Korupsi, apa
yang muncul dalam benak kita ketika mendengar kata tersebut? Anggaran, KPK, Hambalang,
ataukah Nazarudin. Kata yang sebenarnya berlainan namun dewasa ini sangat
berkaitan erat.
Korupsi tak
henti – henti nya terjadi di negeri ini. Sampai bosan tiap hari kita disuguhi
berbagai macam pemberitaan tentang korupsi, baik di media massa cetak maupun
elektronik.
Perilaku korupsi
ibarat penyakit kronis yang sangat menghambat hasrat bangsa kita untuk menjadi
bangsa yang maju. Susah memang menyembuhkan, tetapi bukan suatu hal yang
mustahil. Harapan masih tersimpan, tergantung seberapa besar kesadaran diri
kita untuk berubah.
Dalam kontek
subyek perilaku korupsi, hampir tak ada lini yang tidak ikut terlibat. Dari
Menpora yang terseret kasus hambalang, Walikota Semarang, Soemarmo yang
tersangkut korupsi APBD tahun 2012, sampai kementrian agama pun tak luput dari
sorotan KPK.
Mungkin terlalu
jauh juga kita melihat, coba lah lihat lebih dekat lagi. Bukan teman, bukan
juga orang lain, melainkan diri kita sendiri. Mengenai status kita sebagai
mahasiswa. Yang mana di pundak inilah masa depan bangsa dibebankan.
Sudahkah
perilaku kita bebas korupsi? Jika sudah, mungkin kita harus berfikir lagi. Saat
mengerjakan tugas kuliah, apakah kita sudah mengerjakannya sendiri?. Atau
mungkin kita lebih suka copy kerjaan
orang lain dan paste hasil tersebut
kedalam lembar jawab kita.

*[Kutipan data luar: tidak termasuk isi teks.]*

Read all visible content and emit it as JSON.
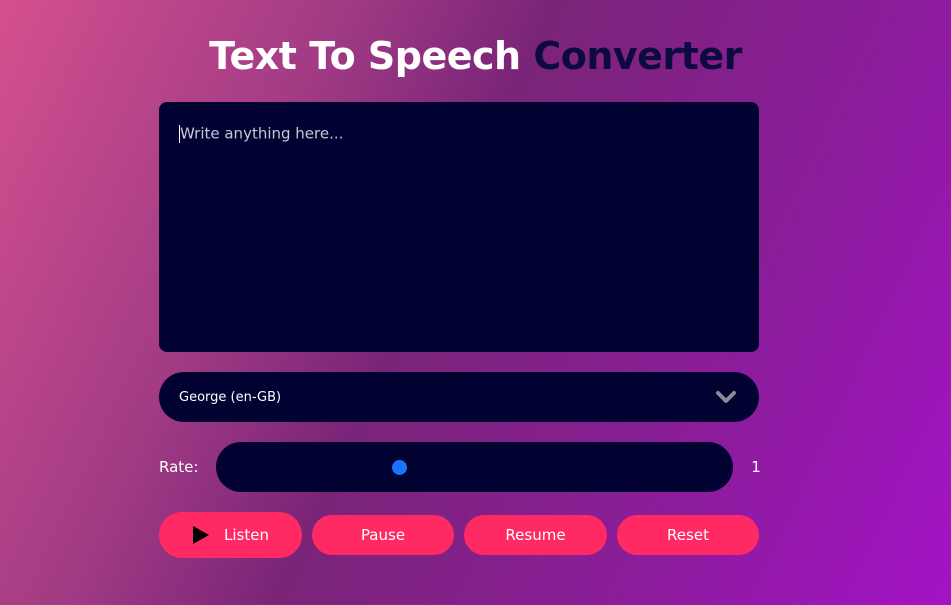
{
  "header": {
    "title_part1": "Text To Speech",
    "title_part2": "Converter"
  },
  "editor": {
    "placeholder": "Write anything here...",
    "value": ""
  },
  "voice_select": {
    "selected": "George (en-GB)",
    "icon": "chevron-down-icon"
  },
  "rate": {
    "label": "Rate:",
    "value_text": "1",
    "slider_fraction": 0.35
  },
  "buttons": {
    "listen": "Listen",
    "listen_icon": "play-icon",
    "pause": "Pause",
    "resume": "Resume",
    "reset": "Reset"
  },
  "colors": {
    "panel": "#010232",
    "accent_button": "#ff2a64",
    "slider_thumb": "#1a73ff",
    "title_accent": "#0c0a3e"
  }
}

Tak ada yang diganti kecuali nama dan nim kita.
Padahal dari
tugas itulah kita akan lebih memahami materi apa yang telah disampaikan dosen
kita. Jika kita lebih suka copas sama
artinya kita membuang sia – sia ilmu yang hendak diajarkan dosen tersebut
kepada kita.
Belum lagi
mental psikologi kita akan bermasalah. Mungkin belum kita sadari dari mana
sifat malas, pengecut dan kurang percaya diri kita berasal. Salah satu nya dari
hal tersebut (budaya copas).
Saat ujian baik
itu UAS, UTS maupun kuis, apakah kita mengerjakannya dengan kemampuan kita
sendiri?. Mungkin kita lebih suka mencontek atau bertanya kepada teman sebelah.
Padahal sudah dihimbau oleh dosen untuk mengerjakan secara mandiri.
Tanpa kita
sadari, praktek mencontek ataupun kerjasama saat ujian merupakan kejahatan
besar dalam dunia pendidikan. Berawal dari itulah benih – benih korupsi tumbuh
subur didalam benak kita. Seolah – olah kita membenarkan adanya pelanggaran
hukum.
Lalu apa
bedanya kita dengan Nazarudin? Nazarudin melanggar hukum tender proyek dan mendapat
keuntungan material. Sedang kita (mahasiswa yang suka mencontek) melanggar
hukum tata cara ujian dan mendapat keuntungan nilai bagus.